Korkuyorlar, korkuyorlar
Sevmekten.
Şenol'la yine bu caddede turladığımız bir akşam ilk kez ondan duyup sevdiğim Özdemir Asaf şiirini.
''Ayrılık bazen öyle gelir ki
telli duvaklı.
Bir miting günü de geçti aklımdan.Özal, seçim arabasında iki elini birleştirip başının üstünde halkı selamlarken, Çiçek lokantasının kızıl saçlı abisi Zeynel'in otobüsün açık kapısından başını uzatıp Özal'a veryansın edişi.Ortalığın bir anda karışması..

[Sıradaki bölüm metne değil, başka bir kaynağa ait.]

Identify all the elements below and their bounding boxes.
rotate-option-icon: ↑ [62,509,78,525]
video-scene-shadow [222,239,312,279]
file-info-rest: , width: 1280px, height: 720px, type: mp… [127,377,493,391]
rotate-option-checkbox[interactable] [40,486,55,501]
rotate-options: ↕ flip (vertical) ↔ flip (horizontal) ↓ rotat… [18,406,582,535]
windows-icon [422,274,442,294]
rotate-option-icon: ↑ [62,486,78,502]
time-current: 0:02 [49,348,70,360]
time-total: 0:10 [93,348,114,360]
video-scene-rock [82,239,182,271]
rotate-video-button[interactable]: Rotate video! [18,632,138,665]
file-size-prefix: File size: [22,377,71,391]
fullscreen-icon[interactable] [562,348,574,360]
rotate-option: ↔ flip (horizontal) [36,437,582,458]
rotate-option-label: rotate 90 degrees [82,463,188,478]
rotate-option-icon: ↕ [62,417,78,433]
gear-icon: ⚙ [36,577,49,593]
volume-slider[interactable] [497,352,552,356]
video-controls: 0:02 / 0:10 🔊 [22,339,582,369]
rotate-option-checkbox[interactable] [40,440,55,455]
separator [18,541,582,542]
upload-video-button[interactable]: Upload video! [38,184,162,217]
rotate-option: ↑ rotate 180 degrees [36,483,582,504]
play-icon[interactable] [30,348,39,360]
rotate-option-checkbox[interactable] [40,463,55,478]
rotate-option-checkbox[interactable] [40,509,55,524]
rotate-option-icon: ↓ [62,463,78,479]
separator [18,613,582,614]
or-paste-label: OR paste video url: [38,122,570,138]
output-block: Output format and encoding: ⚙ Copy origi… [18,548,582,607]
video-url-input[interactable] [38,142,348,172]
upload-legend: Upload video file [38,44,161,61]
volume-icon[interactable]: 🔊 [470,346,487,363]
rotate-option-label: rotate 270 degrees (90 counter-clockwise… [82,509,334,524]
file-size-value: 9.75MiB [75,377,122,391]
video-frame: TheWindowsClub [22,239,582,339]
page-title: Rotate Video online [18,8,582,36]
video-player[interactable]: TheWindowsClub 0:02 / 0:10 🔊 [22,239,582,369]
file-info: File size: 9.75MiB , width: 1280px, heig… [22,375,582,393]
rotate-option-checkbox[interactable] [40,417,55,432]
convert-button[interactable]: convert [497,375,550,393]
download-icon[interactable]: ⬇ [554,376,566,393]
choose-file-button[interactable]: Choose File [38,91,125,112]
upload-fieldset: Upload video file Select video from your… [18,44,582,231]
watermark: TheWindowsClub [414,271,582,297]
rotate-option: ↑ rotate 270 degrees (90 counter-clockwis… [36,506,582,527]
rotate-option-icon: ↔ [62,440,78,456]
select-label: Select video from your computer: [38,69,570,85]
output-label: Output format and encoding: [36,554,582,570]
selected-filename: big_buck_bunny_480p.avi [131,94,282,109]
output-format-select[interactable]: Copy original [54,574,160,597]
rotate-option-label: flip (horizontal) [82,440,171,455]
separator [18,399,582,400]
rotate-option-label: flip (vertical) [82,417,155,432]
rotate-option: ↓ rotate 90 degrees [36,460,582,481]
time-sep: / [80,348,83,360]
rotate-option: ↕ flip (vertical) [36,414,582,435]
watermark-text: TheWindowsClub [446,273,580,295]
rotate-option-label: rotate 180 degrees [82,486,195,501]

Hayret ne çok şey yaşamışım ben Hatay caddesinde. Şaşırdım.
Akpınar Seyahat'in önünde duran yeşil taksiye bindim. Yolum Kömürler. Türkbahçe'yi, Fevzipaşa'yı geçtik. Yolu askerler kesti. Operasyon varmış. Gökyüzünde bir helikopterin pervanesi gürültüyle dönüyordu. Bir çavuş arabanın bagajını açtırıp bavulumu didik didik etti. Öğrencilerin hediye olarak aldığı Aziz Nesin kitaplarını eline alıp tek tek inceledi. Yol verdi sonra.Kömürlerde indim.Antep'ten gelip Ankara'ya gidecek otobüsü beklerken Tolga Çandar çaldı içimde.
Gülüşün, güz solgunu, gülüşün yorgun
Savrulup gidiyorsun düşlerin yeliyle
Bitiyor bu kitap, okunup bitiyor
Kalmıyor tek satır, tek bir söz bile.
Ve ''Ben hep yalnız çıkarım yola''diyen Metin Altıok dizesiyle bindim önümde duran otobüse.